Cette opposition n’est pas seulement une question de stratégie, elle engage aussi la psychologie des dirigeants et des équipes. Carol Dweck, dans ses travaux sur le growth mindset, a montré que les individus qui croient dans la possibilité de développer leurs compétences et de créer de nouvelles solutions sont plus résilients, plus innovants et plus enclins à coopérer. Ce qui vaut pour les individus vaut également pour les organisations et les sociétés. Le McKinsey Global Institute, dans un rapport de 2022, souligne que les économies caractérisées par un haut niveau de confiance et d’optimisme génèrent 20 % d’innovation supplémentaire et 30 % de croissance entrepreneuriale de plus que celles dominées par la peur et la rareté. L’OCDE, de son côté, a montré que les pays nordiques, où la confiance sociale est élevée, connaissent des taux de création d’entreprises parmi les plus forts au monde, malgré une pression fiscale élevée. Ces données confirment que la psychologie collective et la performance économique sont indissociables.
En définitive, l’entrepreneuriat oscille toujours entre ces deux facettes : la rareté et l’abondance. La première promet la sécurité immédiate, mais conduit à l’essoufflement. La seconde exige de la confiance et une certaine audace, mais ouvre un horizon d’expansion et de prospérité qui dépasse l’individu pour toucher l’ensemble de l’écosystème. Pour un entrepreneur, choisir la rareté, c’est bâtir sur la peur et la compétition ; choisir l’abondance, c’est construire sur la coopération et l’innovation. Et c’est ce choix, bien plus que les conditions de marché, qui détermine la trajectoire réelle des entreprises.
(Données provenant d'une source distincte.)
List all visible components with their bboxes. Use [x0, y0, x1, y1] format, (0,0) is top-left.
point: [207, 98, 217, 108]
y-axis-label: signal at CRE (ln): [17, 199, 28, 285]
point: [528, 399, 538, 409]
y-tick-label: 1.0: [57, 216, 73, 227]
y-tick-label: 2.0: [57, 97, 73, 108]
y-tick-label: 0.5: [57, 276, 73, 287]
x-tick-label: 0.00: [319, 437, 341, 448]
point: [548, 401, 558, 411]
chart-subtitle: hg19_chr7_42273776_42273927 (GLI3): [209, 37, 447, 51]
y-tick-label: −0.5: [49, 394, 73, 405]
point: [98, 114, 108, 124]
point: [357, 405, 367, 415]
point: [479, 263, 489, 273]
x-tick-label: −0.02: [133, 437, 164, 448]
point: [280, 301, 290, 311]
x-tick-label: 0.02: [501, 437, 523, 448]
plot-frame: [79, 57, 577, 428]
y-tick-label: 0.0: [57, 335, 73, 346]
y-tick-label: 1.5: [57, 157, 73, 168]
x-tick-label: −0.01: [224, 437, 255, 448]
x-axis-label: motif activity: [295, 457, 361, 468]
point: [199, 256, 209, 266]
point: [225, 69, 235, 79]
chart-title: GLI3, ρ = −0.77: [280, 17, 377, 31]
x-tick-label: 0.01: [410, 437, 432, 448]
Les dirigeants qui comprennent que la prospérité ne réside pas dans ce qu’ils retirent des autres, mais dans ce qu’ils créent avec eux, inscrivent leur réussite dans une dynamique durable. Dans un monde où la valeur se nourrit d’idées, de réseaux et de confiance, la réussite entrepreneuriale n’est pas un combat à somme nulle, mais une construction collective.